The teachers contend that Cuomo’s desire to gauge student performance and hold teachers accountable for their learning is counterproductive, and will convince teachers to avoid low-income, low-performing schools.
“ … (I)f the state places this much emphasis on test scores who will want to teach our neediest students?” the teachers questioned. “Will you assume that the teachers in wealthier districts are highly effective and teachers in poorer districts are ineffective, simply based on test scores?”
It’s the same line of questioning teachers union officials often use to dismiss test scores, and to fight against measuring student learning. The educators closed by touting the “quality work” conducted by teachers, administrators and school boards across the state.

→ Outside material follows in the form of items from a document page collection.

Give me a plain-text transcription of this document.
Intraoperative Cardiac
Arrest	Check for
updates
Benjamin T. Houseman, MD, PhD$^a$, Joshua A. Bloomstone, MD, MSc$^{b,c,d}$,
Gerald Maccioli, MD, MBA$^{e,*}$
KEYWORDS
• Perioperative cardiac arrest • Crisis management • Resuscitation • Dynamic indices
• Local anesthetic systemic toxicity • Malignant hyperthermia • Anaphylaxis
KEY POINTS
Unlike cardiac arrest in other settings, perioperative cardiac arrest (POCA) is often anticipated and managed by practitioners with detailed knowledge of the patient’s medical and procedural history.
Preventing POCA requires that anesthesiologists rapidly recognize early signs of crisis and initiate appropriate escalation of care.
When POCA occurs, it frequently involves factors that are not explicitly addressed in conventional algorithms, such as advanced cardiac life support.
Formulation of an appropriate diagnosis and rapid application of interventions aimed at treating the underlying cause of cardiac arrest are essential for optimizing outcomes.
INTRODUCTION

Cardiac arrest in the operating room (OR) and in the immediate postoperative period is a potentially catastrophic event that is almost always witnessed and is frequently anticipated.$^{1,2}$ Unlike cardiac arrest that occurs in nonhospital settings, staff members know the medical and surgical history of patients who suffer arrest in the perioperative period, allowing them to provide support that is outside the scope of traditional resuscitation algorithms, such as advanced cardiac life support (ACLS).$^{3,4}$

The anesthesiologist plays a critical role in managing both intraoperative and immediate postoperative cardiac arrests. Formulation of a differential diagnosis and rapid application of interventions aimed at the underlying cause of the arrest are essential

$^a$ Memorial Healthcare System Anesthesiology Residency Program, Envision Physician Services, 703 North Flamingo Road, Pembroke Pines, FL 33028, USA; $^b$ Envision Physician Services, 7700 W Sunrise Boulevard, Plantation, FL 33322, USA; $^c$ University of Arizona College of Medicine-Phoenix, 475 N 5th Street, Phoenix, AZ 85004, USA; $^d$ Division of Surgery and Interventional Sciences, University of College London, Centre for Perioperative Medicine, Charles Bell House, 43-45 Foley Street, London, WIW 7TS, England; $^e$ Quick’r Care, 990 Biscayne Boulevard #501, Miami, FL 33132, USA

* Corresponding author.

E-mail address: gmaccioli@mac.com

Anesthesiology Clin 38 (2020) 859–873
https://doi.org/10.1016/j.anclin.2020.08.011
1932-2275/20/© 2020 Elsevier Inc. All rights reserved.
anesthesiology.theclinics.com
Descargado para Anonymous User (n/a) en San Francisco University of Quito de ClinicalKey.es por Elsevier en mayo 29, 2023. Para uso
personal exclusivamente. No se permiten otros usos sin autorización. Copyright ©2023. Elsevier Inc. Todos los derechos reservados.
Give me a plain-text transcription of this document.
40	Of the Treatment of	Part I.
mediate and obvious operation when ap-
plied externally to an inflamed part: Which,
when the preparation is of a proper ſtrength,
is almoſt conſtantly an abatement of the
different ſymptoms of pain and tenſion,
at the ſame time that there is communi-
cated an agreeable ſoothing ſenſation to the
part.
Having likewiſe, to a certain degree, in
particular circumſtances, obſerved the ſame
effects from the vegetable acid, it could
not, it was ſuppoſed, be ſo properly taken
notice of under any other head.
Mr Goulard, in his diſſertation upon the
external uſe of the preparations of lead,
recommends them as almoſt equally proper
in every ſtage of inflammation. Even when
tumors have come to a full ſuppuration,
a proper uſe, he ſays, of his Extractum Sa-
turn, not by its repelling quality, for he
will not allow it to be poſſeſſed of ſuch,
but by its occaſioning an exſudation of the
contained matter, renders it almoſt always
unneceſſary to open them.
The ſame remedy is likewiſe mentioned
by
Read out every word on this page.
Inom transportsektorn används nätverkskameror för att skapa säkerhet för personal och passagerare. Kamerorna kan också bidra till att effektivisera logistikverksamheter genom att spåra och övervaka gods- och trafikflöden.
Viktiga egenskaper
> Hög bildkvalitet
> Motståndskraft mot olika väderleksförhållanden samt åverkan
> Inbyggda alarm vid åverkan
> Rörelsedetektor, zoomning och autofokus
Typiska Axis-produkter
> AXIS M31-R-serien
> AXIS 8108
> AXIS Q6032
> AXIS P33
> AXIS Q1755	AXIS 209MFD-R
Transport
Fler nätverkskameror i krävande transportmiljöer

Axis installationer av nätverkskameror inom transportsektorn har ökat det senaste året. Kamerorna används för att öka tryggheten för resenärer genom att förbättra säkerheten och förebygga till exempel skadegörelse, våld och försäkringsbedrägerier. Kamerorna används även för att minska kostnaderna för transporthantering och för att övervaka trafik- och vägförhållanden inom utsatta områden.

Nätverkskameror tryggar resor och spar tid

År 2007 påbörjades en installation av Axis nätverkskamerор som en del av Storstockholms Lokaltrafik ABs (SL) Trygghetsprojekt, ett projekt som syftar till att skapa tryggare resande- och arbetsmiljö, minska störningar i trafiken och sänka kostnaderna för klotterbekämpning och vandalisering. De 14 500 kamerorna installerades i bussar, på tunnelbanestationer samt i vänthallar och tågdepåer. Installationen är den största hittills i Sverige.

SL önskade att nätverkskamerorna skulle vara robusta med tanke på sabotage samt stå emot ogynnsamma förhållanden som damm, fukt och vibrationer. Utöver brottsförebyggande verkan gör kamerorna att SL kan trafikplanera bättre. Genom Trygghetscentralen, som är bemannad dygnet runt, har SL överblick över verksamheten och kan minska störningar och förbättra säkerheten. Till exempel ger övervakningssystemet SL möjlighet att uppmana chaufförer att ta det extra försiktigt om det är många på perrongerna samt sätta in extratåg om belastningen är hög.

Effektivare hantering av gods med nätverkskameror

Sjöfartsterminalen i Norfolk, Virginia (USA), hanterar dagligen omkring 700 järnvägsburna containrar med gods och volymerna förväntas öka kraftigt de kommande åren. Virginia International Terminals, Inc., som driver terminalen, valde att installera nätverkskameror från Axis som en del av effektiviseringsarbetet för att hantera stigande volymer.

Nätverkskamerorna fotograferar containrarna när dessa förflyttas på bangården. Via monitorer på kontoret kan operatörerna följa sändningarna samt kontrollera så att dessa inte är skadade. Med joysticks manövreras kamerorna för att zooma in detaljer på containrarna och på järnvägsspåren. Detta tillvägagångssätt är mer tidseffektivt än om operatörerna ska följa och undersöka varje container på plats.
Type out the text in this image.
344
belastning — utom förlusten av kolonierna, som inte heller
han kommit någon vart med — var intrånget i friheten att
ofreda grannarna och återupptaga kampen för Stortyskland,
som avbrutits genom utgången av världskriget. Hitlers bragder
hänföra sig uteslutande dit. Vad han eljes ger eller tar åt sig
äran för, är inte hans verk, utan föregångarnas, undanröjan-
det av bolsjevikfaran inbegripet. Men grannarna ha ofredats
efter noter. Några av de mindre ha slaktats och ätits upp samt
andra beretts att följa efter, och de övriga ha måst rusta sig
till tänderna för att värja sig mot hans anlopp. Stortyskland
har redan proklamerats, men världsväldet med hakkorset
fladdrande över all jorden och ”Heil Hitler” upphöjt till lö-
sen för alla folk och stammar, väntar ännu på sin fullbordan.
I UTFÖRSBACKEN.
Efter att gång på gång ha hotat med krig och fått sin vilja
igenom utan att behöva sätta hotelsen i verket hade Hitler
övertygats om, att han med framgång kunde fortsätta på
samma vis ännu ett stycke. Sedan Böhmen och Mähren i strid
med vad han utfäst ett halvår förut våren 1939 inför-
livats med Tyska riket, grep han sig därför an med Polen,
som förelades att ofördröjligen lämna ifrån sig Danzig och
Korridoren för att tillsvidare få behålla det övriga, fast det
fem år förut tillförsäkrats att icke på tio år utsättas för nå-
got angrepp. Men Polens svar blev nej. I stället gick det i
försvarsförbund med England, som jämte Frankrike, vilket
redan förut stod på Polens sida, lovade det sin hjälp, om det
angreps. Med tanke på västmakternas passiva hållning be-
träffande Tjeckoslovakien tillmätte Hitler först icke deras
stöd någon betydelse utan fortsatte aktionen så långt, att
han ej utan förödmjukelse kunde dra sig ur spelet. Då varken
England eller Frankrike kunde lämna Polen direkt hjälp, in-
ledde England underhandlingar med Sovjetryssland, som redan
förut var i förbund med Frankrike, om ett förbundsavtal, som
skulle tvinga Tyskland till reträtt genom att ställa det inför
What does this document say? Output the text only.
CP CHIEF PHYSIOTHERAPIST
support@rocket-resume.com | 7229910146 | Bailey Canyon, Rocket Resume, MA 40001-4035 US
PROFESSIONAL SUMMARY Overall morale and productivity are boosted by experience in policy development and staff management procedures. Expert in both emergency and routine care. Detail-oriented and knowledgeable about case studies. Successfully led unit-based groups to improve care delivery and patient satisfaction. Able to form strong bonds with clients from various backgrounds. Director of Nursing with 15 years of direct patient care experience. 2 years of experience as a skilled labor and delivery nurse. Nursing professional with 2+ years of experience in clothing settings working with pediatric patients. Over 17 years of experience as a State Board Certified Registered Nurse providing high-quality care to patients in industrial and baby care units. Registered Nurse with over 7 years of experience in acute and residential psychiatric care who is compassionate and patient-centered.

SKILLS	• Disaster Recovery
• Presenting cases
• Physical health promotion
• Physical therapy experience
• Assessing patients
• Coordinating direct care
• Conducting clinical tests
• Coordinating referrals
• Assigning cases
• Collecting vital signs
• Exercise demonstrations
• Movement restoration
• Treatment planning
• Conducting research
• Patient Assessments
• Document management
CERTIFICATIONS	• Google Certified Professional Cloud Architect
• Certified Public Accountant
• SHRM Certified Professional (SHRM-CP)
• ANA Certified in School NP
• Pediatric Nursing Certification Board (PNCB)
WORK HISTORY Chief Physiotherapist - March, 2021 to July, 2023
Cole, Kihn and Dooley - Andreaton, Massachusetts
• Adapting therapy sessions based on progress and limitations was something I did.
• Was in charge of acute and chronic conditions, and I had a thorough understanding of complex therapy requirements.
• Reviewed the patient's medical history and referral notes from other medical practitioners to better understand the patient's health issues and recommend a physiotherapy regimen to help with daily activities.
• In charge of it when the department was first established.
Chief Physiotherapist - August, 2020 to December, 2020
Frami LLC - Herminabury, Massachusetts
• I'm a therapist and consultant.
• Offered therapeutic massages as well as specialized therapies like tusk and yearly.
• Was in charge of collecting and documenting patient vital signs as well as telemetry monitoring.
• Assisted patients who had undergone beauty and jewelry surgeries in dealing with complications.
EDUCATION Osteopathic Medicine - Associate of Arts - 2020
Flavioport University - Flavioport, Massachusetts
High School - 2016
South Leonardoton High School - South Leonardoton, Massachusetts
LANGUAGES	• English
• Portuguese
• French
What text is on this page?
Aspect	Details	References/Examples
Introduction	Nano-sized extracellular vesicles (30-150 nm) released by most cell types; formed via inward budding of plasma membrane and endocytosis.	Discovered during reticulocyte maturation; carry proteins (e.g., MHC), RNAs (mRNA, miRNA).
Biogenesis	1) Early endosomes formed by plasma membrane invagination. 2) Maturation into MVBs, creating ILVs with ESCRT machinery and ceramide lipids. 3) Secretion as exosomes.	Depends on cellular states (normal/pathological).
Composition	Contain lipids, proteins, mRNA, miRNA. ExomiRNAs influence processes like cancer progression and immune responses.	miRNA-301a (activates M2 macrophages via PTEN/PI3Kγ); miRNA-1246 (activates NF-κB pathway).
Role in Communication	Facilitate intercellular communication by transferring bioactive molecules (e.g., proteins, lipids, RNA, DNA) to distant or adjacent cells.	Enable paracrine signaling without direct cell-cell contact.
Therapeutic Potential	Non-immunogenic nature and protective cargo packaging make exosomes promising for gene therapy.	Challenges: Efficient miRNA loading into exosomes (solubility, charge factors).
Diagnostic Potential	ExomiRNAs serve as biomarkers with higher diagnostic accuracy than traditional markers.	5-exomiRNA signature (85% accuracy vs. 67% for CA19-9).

“Let’s stop the narrative of systemic failure,” the teachers wrote.
“Instead, let’s talk about ways to help the kids who are struggling. Let’s talk about addressing the concentration of poverty in our cities. Let’s talk about creating a culture of family so that our weakest students feel emotionally connected to their schools. Let’s talk about fostering collaboration between teachers, administrators and elected officials,” the letter read, according to Syracuse.com.
“It is by working together, not competing for test scores, that we will advance our cause.”
In other words, the teachers want to talk about anything but evaluating their performance, especially if that performance is measured by how well their students learn the material they’re assigned to teach.
The letter’s focus on how test scores impact teachers, as opposed to driving students to strive to improve, is likely exactly what Cuomo was getting at during a recent interview with the New York Daily News in which he criticized the state’s teachers unions for their self-centered agenda.
“Somewhere along the way, I believe we flipped the purpose of” New York’s public education system, Cuomo said. “This was never a teacher employment program and this was never an industry to hire superintendents and teachers.
“This was a program to educate kids.”